BUDAPEST – Lors d’une récente conférence de rédacteurs en chef à laquelle je participais, un petit groupe a commencé à discuter des journaux et des nouveaux médias. Lorsque je leur ai dit que j’avais commencé dans le métier en tant que documentaliste chargée de vérifier l’exactitude des informations à paraître pour un magazine, plusieurs d’entre eux ont eu l’air tout émus, comme des prêtres à qui l’on parlerait de ses premières années comme enfant de chœur.

J’ai parlé de mes débuts dans le métier parce que je pense que vérifier ses sources est absolument la meilleure formation qui soit, pas seulement dans le journalisme, mais aussi dans la vie en général. Elle vous apprend à faire preuve de scepticisme. Il est facile de croire une affirmation lorsque la personne qui l’énonce vous paraît parler en connaissance de cause. Mais si votre responsabilité est de vérifier les faits, vous écoutez d’une oreille plus attentive.

Vous vous demandez quelles sont les sources sur lesquelles votre interlocuteur se base pour affirmer quelque chose. Y trouve-t-il un avantage – la hausse du prix d’une action, une somme en échange de la promotion d’un produit ou la gratitude d’une tierce personne ? Ou peut-être a-t-il un parti pris à cause de ses connaissances, de la société pour laquelle il travaille, ou de son éducation ?

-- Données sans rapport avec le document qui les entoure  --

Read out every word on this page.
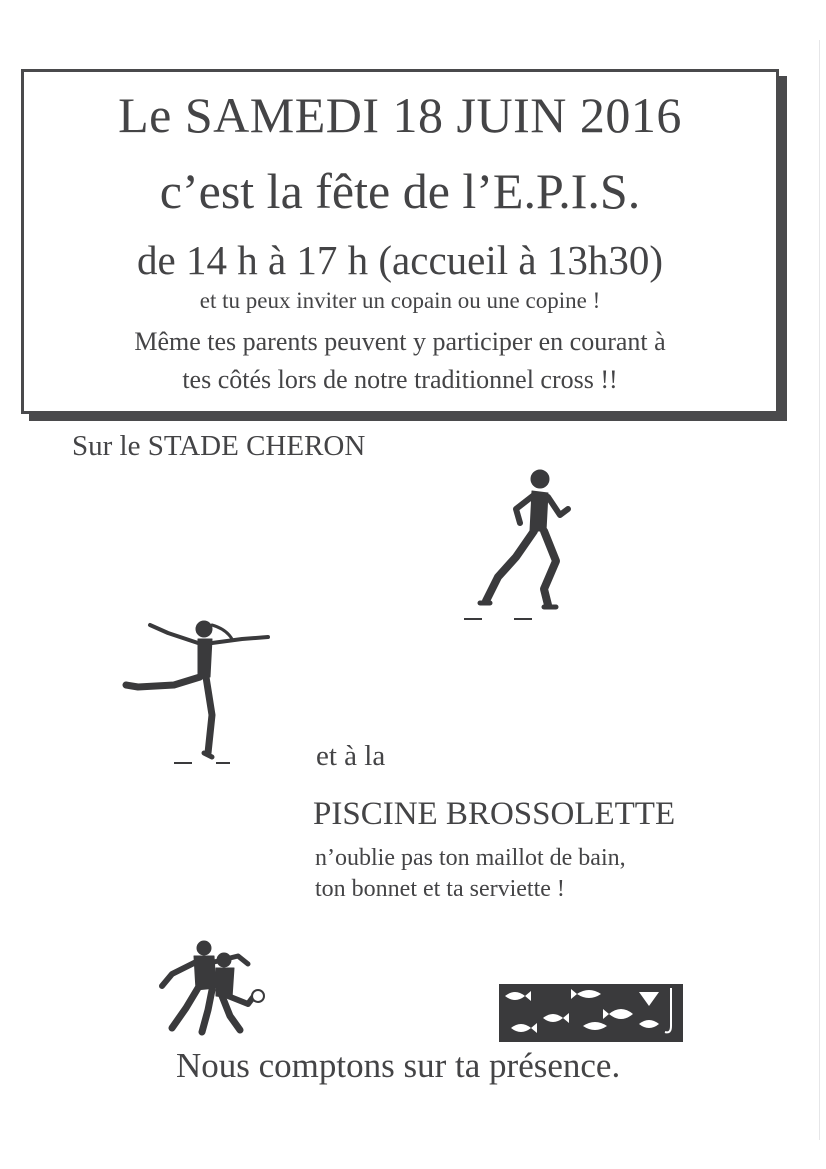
Le SAMEDI 18 JUIN 2016
c’est la fête de l’E.P.I.S.
de 14 h à 17 h (accueil à 13h30)
et tu peux inviter un copain ou une copine !
Même tes parents peuvent y participer en courant à
tes côtés lors de notre traditionnel cross !!
Sur le STADE CHERON
et à la
PISCINE BROSSOLETTE
n’oublie pas ton maillot de bain,
ton bonnet et ta serviette !
Nous comptons sur ta présence.
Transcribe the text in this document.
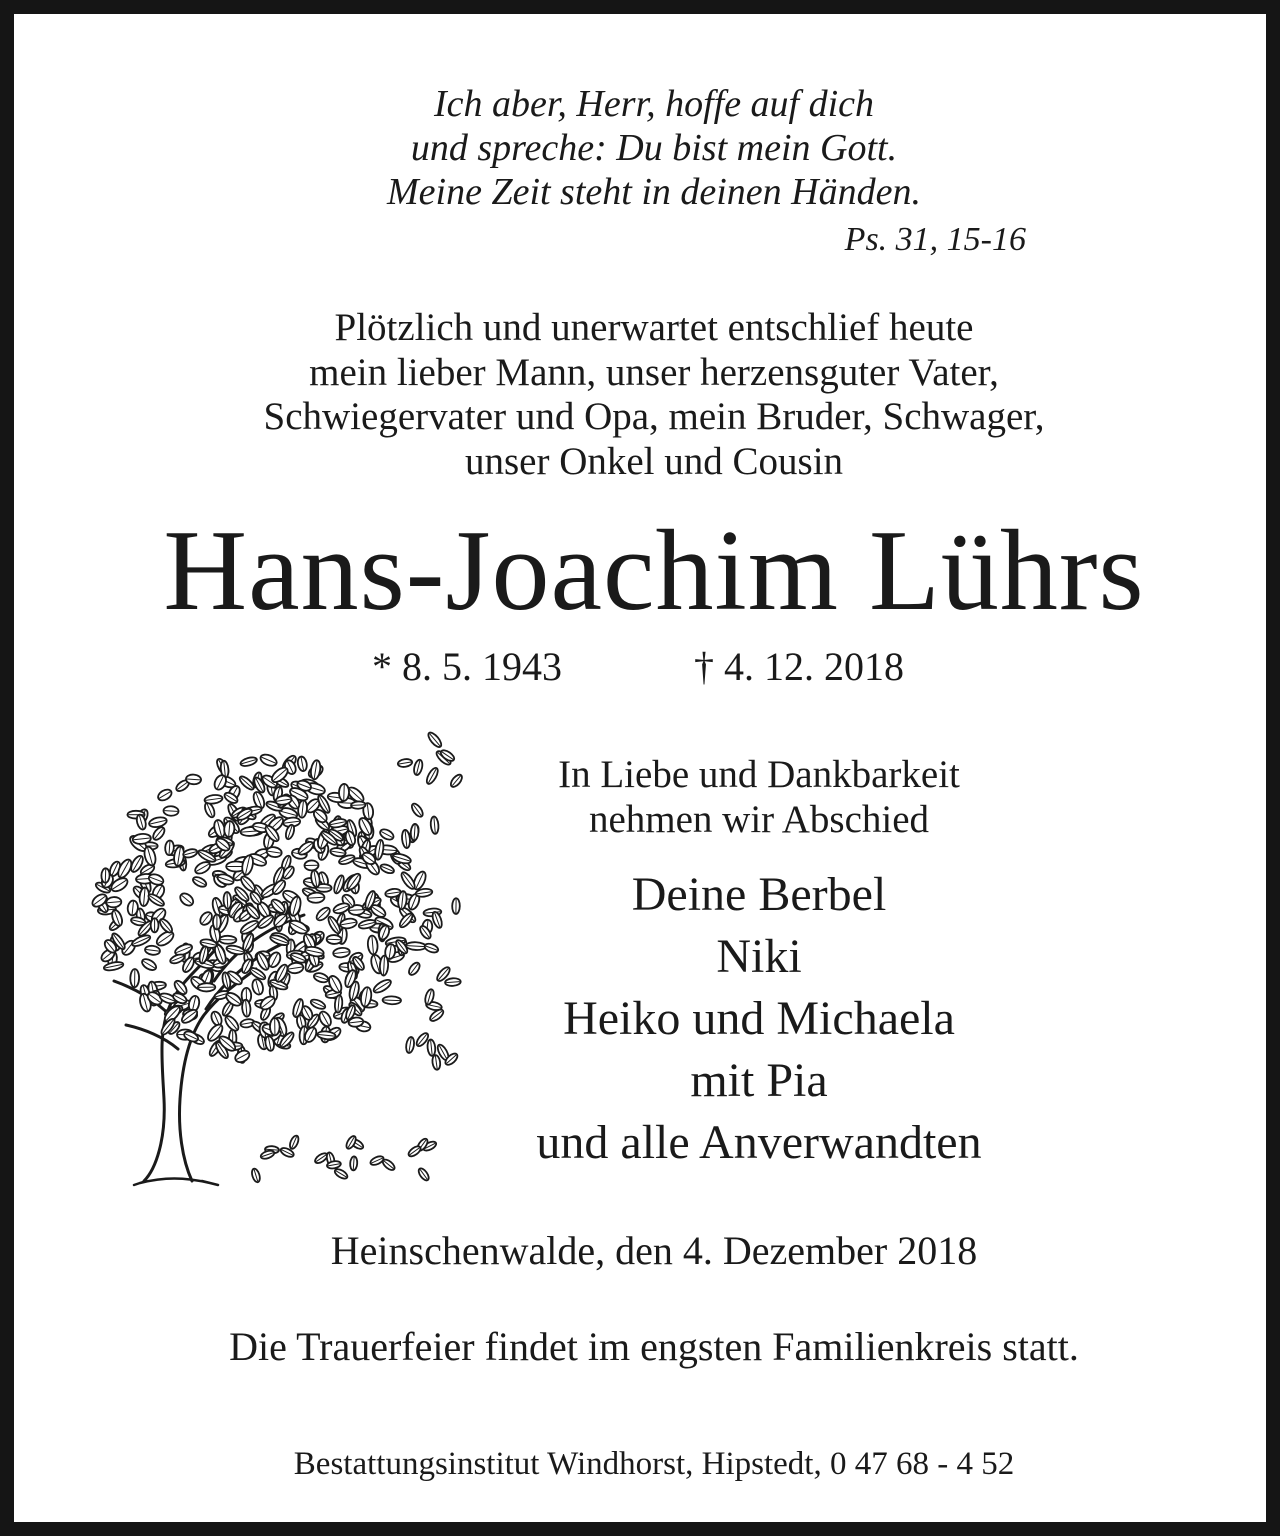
Ich aber, Herr, hoffe auf dich
und spreche: Du bist mein Gott.
Meine Zeit steht in deinen Händen.
Ps. 31, 15-16
Plötzlich und unerwartet entschlief heute
mein lieber Mann, unser herzensguter Vater,
Schwiegervater und Opa, mein Bruder, Schwager,
unser Onkel und Cousin
Hans-Joachim Lührs
* 8. 5. 1943	† 4. 12. 2018
In Liebe und Dankbarkeit
nehmen wir Abschied
Deine Berbel
Niki
Heiko und Michaela
mit Pia
und alle Anverwandten
Heinschenwalde, den 4. Dezember 2018
Die Trauerfeier findet im engsten Familienkreis statt.
Bestattungsinstitut Windhorst, Hipstedt, 0 47 68 - 4 52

J’ai passé des heures à recouper des informations – en consultant de vieux journaux poussiéreux (c’était avant Internet) ou des personnes au téléphone – pour établir la véracité des faits : Est-ce que c’est vraiment le tout premier produit de ce genre ? M. Smith a-t-il 42 ans ou vient-il d’en avoir 43 ? Son affirmation selon laquelle les bénéfices ont augmenté les cinq dernières années est-elle vraie simplement à cause des acquisitions faites pas sa société ? Et ainsi de suite.